We often mistake mere outward moral reform for sanctification.
Sanctification is “the work of God’s free grace whereby we are renewed in the whole man after the image of God, and are enabled more and more to die unto sin, and live unto righteousness” (The Westminster Shorter Catechism, Q.35).
Mere outward morality is fine as far as it goes, but it does not go nearly far enough. Unlike sanctification, it is not the work of God’s free grace. In fact, it may actually be antithetical to God’s grace. Unlike sanctification, it does not involve the renewal of the whole man, but leaves the inward man completely unchanged. And unlike sanctification, mere outward moral reform does nothing to enable us to truly die to sin and to live unto righteousness.
Louis Berkhof writes,
A man may boast of great moral improvement, and yet be an utter stranger to sanctification. The Bible does not urge moral improvement pure and simple, but moral improvement in relation to God, for God’s sake, and with a view to the service of God. (Systematic Theology, p.532)

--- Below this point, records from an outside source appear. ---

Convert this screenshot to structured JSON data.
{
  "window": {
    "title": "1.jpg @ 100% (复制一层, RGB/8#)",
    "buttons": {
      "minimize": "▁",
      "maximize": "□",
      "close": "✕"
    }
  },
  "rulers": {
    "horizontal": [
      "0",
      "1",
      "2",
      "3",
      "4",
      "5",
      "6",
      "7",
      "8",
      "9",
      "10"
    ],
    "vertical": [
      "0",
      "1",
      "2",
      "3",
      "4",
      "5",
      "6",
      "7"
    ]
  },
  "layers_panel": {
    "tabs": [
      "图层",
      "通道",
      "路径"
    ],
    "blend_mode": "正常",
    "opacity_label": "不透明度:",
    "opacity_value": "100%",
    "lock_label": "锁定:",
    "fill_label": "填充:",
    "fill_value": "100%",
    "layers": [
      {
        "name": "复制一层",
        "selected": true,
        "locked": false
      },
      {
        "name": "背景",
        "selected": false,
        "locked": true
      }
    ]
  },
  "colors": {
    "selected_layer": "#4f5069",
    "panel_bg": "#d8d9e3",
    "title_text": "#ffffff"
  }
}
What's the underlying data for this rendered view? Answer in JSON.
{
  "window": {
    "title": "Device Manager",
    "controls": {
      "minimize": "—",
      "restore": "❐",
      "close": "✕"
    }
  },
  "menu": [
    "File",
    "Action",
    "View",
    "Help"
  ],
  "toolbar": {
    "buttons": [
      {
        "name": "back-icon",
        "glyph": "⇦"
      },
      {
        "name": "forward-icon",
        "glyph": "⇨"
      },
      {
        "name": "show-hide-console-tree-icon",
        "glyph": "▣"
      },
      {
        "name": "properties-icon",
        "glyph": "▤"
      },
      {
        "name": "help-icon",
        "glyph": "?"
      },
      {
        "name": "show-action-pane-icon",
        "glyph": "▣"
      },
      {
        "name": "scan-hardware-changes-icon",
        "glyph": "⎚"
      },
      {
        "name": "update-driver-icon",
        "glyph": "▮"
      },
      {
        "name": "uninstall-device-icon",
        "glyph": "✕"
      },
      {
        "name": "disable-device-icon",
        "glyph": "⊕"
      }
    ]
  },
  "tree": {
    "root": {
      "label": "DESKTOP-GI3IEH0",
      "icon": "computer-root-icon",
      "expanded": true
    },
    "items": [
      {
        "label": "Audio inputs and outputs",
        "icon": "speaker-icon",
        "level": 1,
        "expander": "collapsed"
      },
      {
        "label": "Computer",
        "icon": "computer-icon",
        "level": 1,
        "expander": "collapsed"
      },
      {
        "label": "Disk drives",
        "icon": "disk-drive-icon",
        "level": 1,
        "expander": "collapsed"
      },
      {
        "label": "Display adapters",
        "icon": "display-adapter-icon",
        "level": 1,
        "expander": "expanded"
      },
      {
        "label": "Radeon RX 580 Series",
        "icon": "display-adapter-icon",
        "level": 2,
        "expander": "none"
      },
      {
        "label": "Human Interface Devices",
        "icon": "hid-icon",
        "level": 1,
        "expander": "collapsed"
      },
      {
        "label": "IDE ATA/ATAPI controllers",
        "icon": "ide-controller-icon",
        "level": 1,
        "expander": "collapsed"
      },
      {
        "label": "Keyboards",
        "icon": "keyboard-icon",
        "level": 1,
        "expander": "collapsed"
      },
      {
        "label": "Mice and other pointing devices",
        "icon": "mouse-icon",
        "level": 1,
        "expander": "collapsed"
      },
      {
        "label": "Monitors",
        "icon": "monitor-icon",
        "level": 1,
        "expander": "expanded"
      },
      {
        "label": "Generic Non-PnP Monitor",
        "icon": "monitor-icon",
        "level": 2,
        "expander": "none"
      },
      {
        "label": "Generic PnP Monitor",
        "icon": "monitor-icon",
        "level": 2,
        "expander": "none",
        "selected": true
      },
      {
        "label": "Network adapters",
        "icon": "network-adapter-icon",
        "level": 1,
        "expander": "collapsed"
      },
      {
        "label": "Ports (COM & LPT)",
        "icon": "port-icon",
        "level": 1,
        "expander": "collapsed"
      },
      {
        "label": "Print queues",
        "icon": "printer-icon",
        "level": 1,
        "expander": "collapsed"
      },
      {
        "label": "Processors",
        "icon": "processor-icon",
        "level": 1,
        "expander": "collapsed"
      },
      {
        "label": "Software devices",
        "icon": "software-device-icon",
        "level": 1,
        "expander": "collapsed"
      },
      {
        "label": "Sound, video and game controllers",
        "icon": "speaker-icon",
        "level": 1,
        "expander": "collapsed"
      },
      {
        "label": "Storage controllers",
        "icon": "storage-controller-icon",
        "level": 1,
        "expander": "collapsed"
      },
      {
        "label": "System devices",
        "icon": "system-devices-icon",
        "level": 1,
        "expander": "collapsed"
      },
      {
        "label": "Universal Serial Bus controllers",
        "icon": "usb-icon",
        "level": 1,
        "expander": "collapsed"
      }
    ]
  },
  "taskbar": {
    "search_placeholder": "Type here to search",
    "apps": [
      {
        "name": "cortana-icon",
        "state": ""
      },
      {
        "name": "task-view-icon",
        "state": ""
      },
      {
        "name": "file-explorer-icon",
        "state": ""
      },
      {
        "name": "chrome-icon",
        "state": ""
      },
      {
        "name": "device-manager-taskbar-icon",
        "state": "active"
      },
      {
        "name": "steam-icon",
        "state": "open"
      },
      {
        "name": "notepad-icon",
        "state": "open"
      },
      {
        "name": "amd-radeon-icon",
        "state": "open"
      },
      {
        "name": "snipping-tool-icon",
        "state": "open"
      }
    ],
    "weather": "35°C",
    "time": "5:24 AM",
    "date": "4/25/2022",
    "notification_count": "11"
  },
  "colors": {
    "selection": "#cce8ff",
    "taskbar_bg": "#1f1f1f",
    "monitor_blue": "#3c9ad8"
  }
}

So while you cannot have sanctification without moral improvement, you most certainly can have moral improvement without even the slightest trace of sanctification.
Charles Hodge goes so far as to say,
“The two things differ in nature as much as a clean heart from clean clothes. Such external reformation may leave a man’s inward character in the sight of God unchanged. He may remain destitute of love to God, of faith in Christ, and of all holy exercises or affections. (Systematic Theology, Vol. III, p.214)
Sanctification is the gracious, unmerited (although not without effort on our part!) renewal of the whole man, making believers more and more conformed to the image of Jesus Christ. It is the gracious, ongoing renewal of our hearts and minds, our thoughts, words, and deeds.